I’ve been having mood swings these past few days and this is getting ridiculous. Like, I am so happy then after a minute or two would be sad, or angry, or pissed, then laughing or crying. I can’t even understand myself anymore. I have a volatile nature but I’ve never had this kind of sudden change of moods in a very long time. No wonder there are few people who can put up with me and dang! I highly appreciate them.
I just had two cups of Coffee Bean brand 3 in 1 coffee in the span of three hours while figuring out on how to deal with this kind of feelings in a positive and productive way. I attempted to log in to my part time job to divert my attention but to no avail. I also tried to listen to music or read a book, but still unable to brush aside such mixed emotions.
I decided to write. Yes, write. Writing is one of my outlets. It is more than self-expression, it is actually a way of detoxifying my mind, getting rid of the burdens in my heart. Thus, helping me balance my moods.
This post is in response to a monthly blogging event called #mymonthlymemories hosted by a gorgeous blogger, Basant She. You may want to check out her blog entitled – The Socially Anxious Extrovert and if you want to join us, please click here. I find reading people’s memorable experiences refreshing and invigorating.
Talk about what happened last month. Oh, I could describe March as a busier, nastier, and wackier month this year, so far. Now, I am smiling from ear to ear. My heart is full, my mind is a bit twisted. But my soul…is adrift in a stream of doubt and fear. I am happy but I am also sad and a bit anxious. I can’t help feeling this way.
My other work from home job which is am afraid, my main source of income is drifting away. We’ve been forced to a halt for one week now and as of this writing, I am not even sure if there is still work to go back to. Out client is so silent, it’s deafening. I am perceptive but I also hate to assume. I asked him indirectly but he just read my private message and haven’t had any response until now.

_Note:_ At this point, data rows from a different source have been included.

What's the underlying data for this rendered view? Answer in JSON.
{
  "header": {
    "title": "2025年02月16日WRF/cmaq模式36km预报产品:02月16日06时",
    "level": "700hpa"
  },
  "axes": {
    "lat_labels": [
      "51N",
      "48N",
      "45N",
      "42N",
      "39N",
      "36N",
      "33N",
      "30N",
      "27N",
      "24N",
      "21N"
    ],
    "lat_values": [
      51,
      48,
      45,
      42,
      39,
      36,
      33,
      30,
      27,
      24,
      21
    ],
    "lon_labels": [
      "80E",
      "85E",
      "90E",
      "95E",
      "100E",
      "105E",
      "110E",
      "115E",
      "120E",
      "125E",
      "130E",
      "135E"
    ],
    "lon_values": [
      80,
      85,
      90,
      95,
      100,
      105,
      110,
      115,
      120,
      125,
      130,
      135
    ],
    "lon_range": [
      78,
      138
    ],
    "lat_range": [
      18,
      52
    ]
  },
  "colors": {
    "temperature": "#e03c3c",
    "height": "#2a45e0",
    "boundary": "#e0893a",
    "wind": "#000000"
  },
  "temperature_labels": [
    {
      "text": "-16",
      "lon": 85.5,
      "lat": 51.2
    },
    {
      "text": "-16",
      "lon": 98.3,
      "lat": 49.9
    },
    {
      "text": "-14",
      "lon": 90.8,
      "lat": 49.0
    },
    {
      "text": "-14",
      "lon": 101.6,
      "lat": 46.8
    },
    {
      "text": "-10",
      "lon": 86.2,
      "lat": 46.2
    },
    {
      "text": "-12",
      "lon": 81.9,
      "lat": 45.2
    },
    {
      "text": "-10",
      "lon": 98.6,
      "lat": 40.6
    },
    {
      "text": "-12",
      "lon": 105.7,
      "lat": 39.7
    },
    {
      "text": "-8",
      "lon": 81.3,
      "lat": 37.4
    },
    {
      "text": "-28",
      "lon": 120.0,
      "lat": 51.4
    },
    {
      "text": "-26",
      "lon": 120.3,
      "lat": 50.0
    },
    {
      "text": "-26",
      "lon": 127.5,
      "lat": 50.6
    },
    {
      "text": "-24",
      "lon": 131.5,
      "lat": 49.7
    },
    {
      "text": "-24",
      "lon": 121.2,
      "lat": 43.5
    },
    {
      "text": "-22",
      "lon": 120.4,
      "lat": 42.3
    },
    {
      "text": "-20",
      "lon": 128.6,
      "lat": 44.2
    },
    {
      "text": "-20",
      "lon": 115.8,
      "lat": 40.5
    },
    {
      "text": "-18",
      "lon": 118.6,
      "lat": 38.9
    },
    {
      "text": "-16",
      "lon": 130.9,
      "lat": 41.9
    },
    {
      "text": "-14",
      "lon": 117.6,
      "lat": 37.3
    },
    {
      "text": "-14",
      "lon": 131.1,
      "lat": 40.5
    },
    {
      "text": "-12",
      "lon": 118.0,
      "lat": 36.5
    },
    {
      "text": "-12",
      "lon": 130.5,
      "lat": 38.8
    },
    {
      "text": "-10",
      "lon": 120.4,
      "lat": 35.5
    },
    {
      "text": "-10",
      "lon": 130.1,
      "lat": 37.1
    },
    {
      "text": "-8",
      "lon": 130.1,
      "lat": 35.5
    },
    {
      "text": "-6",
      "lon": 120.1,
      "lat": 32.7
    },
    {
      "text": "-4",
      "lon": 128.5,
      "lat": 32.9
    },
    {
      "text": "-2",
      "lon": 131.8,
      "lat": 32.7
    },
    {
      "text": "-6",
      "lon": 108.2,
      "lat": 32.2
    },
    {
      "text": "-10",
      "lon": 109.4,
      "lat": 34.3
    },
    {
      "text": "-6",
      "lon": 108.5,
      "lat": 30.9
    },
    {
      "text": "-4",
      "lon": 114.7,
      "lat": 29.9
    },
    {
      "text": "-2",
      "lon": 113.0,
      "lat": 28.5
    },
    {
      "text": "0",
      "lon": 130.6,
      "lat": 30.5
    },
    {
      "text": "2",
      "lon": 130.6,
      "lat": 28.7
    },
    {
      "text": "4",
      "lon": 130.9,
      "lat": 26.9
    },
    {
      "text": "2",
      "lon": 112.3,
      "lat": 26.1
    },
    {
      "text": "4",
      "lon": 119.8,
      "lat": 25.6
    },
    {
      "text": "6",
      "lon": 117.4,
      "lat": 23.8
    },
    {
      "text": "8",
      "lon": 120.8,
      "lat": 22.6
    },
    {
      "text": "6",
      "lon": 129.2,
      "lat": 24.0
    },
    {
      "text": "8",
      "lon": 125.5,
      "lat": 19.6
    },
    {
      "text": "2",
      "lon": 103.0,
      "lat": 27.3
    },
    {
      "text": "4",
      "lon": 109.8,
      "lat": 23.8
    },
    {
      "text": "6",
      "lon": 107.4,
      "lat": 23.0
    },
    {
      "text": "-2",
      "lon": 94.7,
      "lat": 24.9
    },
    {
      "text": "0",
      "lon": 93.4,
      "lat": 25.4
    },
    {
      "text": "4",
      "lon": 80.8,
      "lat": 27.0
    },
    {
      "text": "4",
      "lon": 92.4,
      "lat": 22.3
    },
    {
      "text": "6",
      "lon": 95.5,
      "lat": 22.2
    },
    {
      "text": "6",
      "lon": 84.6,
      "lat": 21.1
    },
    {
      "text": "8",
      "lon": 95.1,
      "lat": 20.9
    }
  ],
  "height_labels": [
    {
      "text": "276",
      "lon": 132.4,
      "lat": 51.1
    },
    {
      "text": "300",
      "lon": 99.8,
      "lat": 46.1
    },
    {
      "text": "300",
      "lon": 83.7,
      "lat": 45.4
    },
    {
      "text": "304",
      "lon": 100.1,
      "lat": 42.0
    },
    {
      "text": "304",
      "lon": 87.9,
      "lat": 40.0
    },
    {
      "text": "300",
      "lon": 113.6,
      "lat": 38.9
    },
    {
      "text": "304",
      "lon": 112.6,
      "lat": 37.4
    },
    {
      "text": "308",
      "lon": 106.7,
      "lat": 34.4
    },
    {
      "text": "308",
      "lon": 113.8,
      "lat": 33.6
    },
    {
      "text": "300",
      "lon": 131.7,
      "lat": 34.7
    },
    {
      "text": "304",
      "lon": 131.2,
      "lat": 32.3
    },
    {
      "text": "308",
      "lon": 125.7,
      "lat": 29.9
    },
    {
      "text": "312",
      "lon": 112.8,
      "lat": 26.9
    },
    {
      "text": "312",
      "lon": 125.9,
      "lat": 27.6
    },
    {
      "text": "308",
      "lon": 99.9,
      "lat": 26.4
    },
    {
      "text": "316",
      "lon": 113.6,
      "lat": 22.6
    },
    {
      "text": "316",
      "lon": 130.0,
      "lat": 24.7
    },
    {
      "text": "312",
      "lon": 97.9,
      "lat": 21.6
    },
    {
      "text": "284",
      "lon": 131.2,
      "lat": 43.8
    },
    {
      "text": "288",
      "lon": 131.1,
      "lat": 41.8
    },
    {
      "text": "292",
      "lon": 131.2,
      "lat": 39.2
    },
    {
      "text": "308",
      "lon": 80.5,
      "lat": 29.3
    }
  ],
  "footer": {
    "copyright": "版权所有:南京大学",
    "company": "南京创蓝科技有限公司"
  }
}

I can’t help but think that maybe this is his way of telling us to find an alternative job or worst, to prepare us for the inevitable. Still, I am keeping the faith. God makes things work for those who put their trust in Him and who acknowledges His mercy and loving-kindness.
Blessings? I lost count, actually. Our youngest turned 5 on March 14th. No fancy celebration, no crowd, no show offs. Believe me, my children prefer this kind of thing. I just bought a cake, a box of their favorite pizza, and 1.5 liter of Royal True Orange. But of course, a present for the birthday celebrant which is a Nerf Gun with small cars as ammunition. Looking back on how delighted my youngest upon getting his birthday present still puts a smile on my face and still brings warmth in my heart. Truly, God has a way of teaching us to be humble, that even small things could still bring so much happiness.
On the 27th of March, our second princess, graduated in primary level. Thank God, despite of our ill feelings for each other, the father of my children still managed to take part on this memorable event. He called via Skype to greet his daughter and she couldn’t be happier. She’s a Daddy’s girl anyway.
Whoa! This must be the longest post that I’ve had this year. Allow me to add the happiness I have in being able to finish my DIY Hanging Bookshelves before saying hello to April.
This is all about March. Cheers to another promising month this April, God’s willing. I am a little calm now. Thank God for the opportunity to partake in this writing exercise. May we all find and do things that makes us happy to be alive.